Ship, Konstantinos Volanakis
Naval battle at Lissa, 1869, Konstantinos Volanakis
Konstantinos' "big break" came in 1869, when Emperor Franz Joseph held a drawing competition to memorialize the Battle of Lissa some three years before. Volanakis won the contest, receiving 1000 gold Florins (about $558 U.S Dollars in 1900) and free travel cruises with the Austrian navy for three years. Volanakis took full advantage of this, by producing numerous canvases and sketches. He married in 1874. Nine years later, despite warnings that it would ruin his career, Volanakis returned to Greece and settled in Piraeus (the seaport for Athens), where his family had a pottery factory, citing pressure from his wife, whose health was suffering from the cold winters in Germany.
Exodus of the Ares, 1894, Konstantinos Volanakis
From then until 1903, he was a teacher at the Athens School of Fine Arts. On the side, Volanakis also operated his own private school. In 1889, he was awarded the Silver Cross of the Order of the Redeemer. Although Volanakis painted ships and boats of all kinds and sizes, his most popular works were those commissioned by the Greek government to commemorate naval victories such as that at Lissa.
The Burning of a Turkish Frigate, Konstantinos Volanakis.
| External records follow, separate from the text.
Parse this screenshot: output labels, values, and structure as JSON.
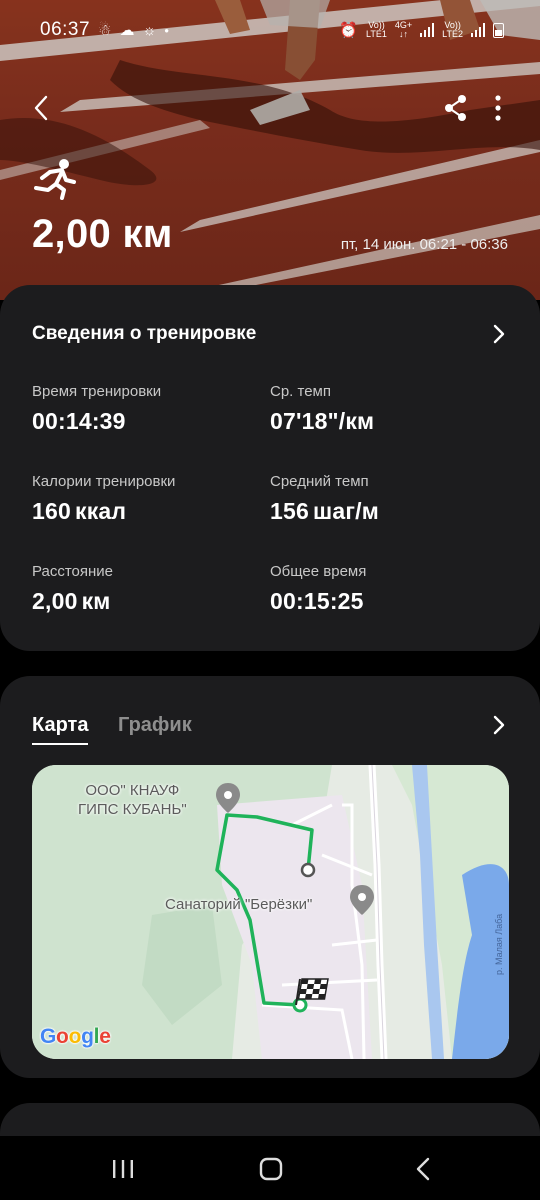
{
  "status_bar": {
    "time": "06:37",
    "icons": [
      "snapchat-icon",
      "cloud-icon",
      "sun-icon",
      "dot-icon",
      "alarm-icon",
      "signal-icon",
      "battery-icon"
    ],
    "sim1": "LTE1",
    "sim2": "LTE2",
    "net": "4G+"
  },
  "hero": {
    "distance": "2,00 км",
    "datetime": "пт, 14 июн. 06:21 - 06:36",
    "activity_icon": "running-icon"
  },
  "workout_details": {
    "title": "Сведения о тренировке",
    "stats": [
      {
        "label": "Время тренировки",
        "value": "00:14:39",
        "unit": ""
      },
      {
        "label": "Ср. темп",
        "value": "07'18\"/км",
        "unit": ""
      },
      {
        "label": "Калории тренировки",
        "value": "160",
        "unit": "ккал"
      },
      {
        "label": "Средний темп",
        "value": "156",
        "unit": "шаг/м"
      },
      {
        "label": "Расстояние",
        "value": "2,00",
        "unit": "км"
      },
      {
        "label": "Общее время",
        "value": "00:15:25",
        "unit": ""
      }
    ]
  },
  "map_card": {
    "tabs": [
      {
        "label": "Карта",
        "active": true
      },
      {
        "label": "График",
        "active": false
      }
    ],
    "labels": {
      "poi1": "ООО\" КНАУФ\nГИПС КУБАНЬ\"",
      "poi2": "Санаторий \"Берёзки\"",
      "river": "р. Малая Лаба",
      "attribution": "Google"
    },
    "route_color": "#22b04a"
  },
  "colors": {
    "accent_track": "#8a3320",
    "card_bg": "#1c1c1e"
  }
}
The paintings from top to bottom can be read as something akin to a movie recording the event.

Konstantinos Volanakis was very poor in his later years, due to the burden of his very large family and more important, a general decline of interest in his art. In a rather innovative effort to increase his income, Volanakis reversed the usual method of painting first, then framing the finished painting. By working with a group of framers who crafted luxuriously carved frames, he then creating paintings to fit them. My guess is the arrangement was none too successful or the practiced might still be around today.
I am especially fond of the effects of calm seas the artist
captures in his paintings depicting fishing boats.